Pair Corralation between Analog Integrations and Golden Biotechnology

Assuming the 90 days trading horizon Analog Integrations is expected to under-perform the Golden Biotechnology. In addition to that, Analog Integrations is 1.59 times more volatile than Golden Biotechnology. It trades about -0.24 of its total potential returns per unit of risk. Golden Biotechnology is currently generating about -0.24 per unit of volatility. If you would invest  1,765  in Golden Biotechnology on September 4, 2024 and sell it today you would lose (135.00) from holding Golden Biotechnology or give up 7.65% of portfolio value over 90 days.
Time Period3 Months [change]
DirectionMoves Together 
StrengthSignificant
Accuracy100.0%
ValuesDaily Returns

Analog Integrations  vs.  Golden Biotechnology

 Performance 
       Timeline  
Analog Integrations 

Risk-Adjusted Performance

0 of 100

 
Weak
 
Strong
Very Weak
Over the last 90 days Analog Integrations has generated negative risk-adjusted returns adding no value to investors with long positions. In spite of abnormal performance in the last few months, the Stock's basic indicators remain fairly stable which may send shares a bit higher in January 2025. The latest fuss may also be a sign of long-term up-swing for the venture sophisticated investors.
Golden Biotechnology 

Risk-Adjusted Performance

0 of 100

 
Weak
 
Strong
Very Weak
Over the last 90 days Golden Biotechnology has generated negative risk-adjusted returns adding no value to investors with long positions. In spite of abnormal performance in the last few months, the Stock's basic indicators remain fairly stable which may send shares a bit higher in January 2025. The latest fuss may also be a sign of long-term up-swing for the venture sophisticated investors.

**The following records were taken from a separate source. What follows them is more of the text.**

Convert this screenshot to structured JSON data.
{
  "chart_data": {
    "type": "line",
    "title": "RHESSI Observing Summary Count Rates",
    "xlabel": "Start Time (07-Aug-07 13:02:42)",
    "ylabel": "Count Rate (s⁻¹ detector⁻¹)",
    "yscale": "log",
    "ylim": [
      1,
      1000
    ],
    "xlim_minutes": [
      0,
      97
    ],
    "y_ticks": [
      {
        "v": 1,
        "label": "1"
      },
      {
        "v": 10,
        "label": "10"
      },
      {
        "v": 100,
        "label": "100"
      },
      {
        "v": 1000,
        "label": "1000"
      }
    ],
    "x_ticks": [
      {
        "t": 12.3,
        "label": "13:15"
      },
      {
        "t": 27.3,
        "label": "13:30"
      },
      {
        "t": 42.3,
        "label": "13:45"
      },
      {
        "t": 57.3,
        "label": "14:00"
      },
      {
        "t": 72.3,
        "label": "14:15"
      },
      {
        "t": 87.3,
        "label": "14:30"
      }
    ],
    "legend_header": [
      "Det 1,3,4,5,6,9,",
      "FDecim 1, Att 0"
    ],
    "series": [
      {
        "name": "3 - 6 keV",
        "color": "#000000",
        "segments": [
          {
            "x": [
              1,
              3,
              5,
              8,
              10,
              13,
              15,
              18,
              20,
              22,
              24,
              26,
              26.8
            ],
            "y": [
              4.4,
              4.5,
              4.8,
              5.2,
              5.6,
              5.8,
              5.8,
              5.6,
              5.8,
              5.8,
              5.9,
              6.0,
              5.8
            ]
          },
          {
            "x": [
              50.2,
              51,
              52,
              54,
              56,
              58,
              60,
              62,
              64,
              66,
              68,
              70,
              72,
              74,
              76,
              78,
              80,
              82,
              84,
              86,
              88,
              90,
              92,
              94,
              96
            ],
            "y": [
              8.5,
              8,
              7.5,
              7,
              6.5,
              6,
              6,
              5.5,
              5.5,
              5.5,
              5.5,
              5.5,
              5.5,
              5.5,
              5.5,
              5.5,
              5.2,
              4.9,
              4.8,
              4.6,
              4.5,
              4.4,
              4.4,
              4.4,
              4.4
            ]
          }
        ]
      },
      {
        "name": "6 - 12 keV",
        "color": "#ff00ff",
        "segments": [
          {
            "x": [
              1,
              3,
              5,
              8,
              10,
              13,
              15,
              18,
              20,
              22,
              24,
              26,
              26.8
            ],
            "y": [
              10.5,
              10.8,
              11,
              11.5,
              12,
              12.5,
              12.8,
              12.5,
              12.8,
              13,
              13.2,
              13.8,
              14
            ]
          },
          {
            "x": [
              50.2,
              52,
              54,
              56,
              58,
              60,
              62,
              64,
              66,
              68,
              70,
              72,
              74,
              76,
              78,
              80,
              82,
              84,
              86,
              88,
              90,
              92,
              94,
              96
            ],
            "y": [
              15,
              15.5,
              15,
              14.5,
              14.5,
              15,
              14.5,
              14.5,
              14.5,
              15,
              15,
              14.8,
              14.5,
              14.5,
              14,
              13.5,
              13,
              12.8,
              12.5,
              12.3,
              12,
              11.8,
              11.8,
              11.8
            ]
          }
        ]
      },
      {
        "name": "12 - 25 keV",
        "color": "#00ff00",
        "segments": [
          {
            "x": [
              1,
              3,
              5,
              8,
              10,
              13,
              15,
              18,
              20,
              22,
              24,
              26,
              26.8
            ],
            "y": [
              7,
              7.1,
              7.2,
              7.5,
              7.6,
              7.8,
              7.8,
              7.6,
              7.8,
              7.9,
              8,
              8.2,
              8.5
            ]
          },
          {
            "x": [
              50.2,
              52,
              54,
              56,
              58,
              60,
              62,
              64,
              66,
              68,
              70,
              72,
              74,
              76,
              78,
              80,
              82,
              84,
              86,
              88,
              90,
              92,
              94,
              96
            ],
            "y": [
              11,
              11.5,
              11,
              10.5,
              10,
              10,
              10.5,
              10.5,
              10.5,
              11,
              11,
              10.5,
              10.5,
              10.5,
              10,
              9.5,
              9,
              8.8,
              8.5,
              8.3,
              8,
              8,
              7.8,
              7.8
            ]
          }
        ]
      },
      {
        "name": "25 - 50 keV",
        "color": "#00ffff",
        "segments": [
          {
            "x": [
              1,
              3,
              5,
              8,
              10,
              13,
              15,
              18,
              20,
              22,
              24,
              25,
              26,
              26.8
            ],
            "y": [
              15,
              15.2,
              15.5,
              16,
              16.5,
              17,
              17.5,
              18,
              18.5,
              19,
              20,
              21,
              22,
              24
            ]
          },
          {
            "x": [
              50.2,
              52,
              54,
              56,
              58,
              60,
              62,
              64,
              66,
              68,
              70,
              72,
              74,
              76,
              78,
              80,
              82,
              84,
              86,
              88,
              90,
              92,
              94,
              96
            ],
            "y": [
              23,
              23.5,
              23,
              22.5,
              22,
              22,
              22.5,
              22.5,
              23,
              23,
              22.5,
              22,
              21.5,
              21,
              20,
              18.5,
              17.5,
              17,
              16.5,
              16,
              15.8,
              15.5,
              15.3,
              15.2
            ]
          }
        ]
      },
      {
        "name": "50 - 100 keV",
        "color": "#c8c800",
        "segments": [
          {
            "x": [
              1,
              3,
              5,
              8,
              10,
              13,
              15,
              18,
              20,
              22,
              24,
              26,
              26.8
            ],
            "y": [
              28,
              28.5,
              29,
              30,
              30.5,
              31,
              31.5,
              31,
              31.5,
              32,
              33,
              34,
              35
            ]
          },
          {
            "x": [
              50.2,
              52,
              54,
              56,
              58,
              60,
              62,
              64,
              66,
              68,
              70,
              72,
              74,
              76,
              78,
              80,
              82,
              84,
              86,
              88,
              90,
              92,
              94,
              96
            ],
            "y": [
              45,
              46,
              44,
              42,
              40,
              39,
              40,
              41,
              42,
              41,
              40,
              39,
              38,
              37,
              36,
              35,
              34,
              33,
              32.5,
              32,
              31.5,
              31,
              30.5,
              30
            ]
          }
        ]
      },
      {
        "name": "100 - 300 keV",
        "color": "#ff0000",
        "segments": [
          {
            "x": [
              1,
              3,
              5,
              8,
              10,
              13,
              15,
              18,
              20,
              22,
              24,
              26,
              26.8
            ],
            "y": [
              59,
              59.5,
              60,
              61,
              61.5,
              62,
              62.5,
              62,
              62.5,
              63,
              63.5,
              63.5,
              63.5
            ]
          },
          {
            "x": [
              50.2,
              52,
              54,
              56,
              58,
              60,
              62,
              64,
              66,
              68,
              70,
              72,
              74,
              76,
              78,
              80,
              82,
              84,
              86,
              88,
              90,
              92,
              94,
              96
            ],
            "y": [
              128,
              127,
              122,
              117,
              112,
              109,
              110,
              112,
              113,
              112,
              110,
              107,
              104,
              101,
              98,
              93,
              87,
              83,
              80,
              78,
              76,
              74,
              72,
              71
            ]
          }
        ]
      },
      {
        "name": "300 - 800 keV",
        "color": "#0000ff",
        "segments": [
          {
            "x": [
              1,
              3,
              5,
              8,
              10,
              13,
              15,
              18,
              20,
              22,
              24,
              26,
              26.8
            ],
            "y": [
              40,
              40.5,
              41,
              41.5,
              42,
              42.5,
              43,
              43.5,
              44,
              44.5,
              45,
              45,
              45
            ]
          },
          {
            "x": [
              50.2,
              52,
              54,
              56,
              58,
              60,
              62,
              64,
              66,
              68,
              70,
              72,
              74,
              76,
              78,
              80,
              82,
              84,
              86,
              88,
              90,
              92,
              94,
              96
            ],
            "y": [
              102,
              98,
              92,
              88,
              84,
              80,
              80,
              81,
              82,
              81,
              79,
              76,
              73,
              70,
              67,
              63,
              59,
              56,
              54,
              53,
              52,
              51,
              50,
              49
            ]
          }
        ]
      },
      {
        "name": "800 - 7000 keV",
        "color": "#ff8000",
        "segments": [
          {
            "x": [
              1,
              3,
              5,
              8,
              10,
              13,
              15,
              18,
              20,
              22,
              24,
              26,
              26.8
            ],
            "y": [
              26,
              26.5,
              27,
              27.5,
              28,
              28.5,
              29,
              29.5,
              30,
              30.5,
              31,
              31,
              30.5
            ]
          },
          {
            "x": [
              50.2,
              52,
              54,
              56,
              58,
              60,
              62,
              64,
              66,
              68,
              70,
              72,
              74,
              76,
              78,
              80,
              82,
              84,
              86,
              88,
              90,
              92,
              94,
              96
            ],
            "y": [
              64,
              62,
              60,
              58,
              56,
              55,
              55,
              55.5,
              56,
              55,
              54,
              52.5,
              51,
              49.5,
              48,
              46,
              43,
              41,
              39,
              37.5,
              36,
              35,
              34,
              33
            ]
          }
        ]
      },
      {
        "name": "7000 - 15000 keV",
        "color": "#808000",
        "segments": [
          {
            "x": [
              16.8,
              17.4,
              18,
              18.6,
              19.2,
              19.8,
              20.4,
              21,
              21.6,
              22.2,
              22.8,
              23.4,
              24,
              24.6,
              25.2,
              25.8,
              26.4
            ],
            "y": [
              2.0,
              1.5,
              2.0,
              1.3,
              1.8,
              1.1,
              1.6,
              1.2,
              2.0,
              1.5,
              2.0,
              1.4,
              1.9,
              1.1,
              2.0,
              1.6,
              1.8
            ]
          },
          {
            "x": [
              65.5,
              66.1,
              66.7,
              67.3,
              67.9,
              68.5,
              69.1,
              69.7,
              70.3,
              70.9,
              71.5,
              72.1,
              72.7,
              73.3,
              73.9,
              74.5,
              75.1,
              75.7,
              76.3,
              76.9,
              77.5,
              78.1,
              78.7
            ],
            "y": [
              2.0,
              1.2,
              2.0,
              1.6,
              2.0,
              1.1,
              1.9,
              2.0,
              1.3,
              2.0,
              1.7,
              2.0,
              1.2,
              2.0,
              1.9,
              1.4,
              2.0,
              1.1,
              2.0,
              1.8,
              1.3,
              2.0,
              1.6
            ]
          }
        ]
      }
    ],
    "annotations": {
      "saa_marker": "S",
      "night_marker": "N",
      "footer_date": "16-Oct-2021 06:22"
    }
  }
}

Analog Integrations and Golden Biotechnology Volatility Contrast

   Predicted Return Density   
       Returns  

Pair Trading with Analog Integrations and Golden Biotechnology

The main advantage of trading using opposite Analog Integrations and Golden Biotechnology positions is that it hedges away some unsystematic risk. Because of two separate transactions, even if Analog Integrations position performs unexpectedly, Golden Biotechnology can make up some of the losses. Pair trading also minimizes risk from directional movements in the market. For example, if an entire industry or sector drops because of unexpected headlines, the short position in Golden Biotechnology will offset losses from the drop in Golden Biotechnology's long position.
The idea behind Analog Integrations and Golden Biotechnology pairs trading is to make the combined position market-neutral, meaning the overall market's direction will not affect its win or loss (or potential downside or upside). This can be achieved by designing a pairs trade with two highly correlated stocks or equities that operate in a similar space or sector, making it possible to obtain profits through simple and relatively low-risk investment.
Check out your portfolio center.
Note that this page's information should be used as a complementary analysis to find the right mix of equity instruments to add to your existing portfolios or create a brand new portfolio. You can also try the Balance Of Power module to check stock momentum by analyzing Balance Of Power indicator and other technical ratios.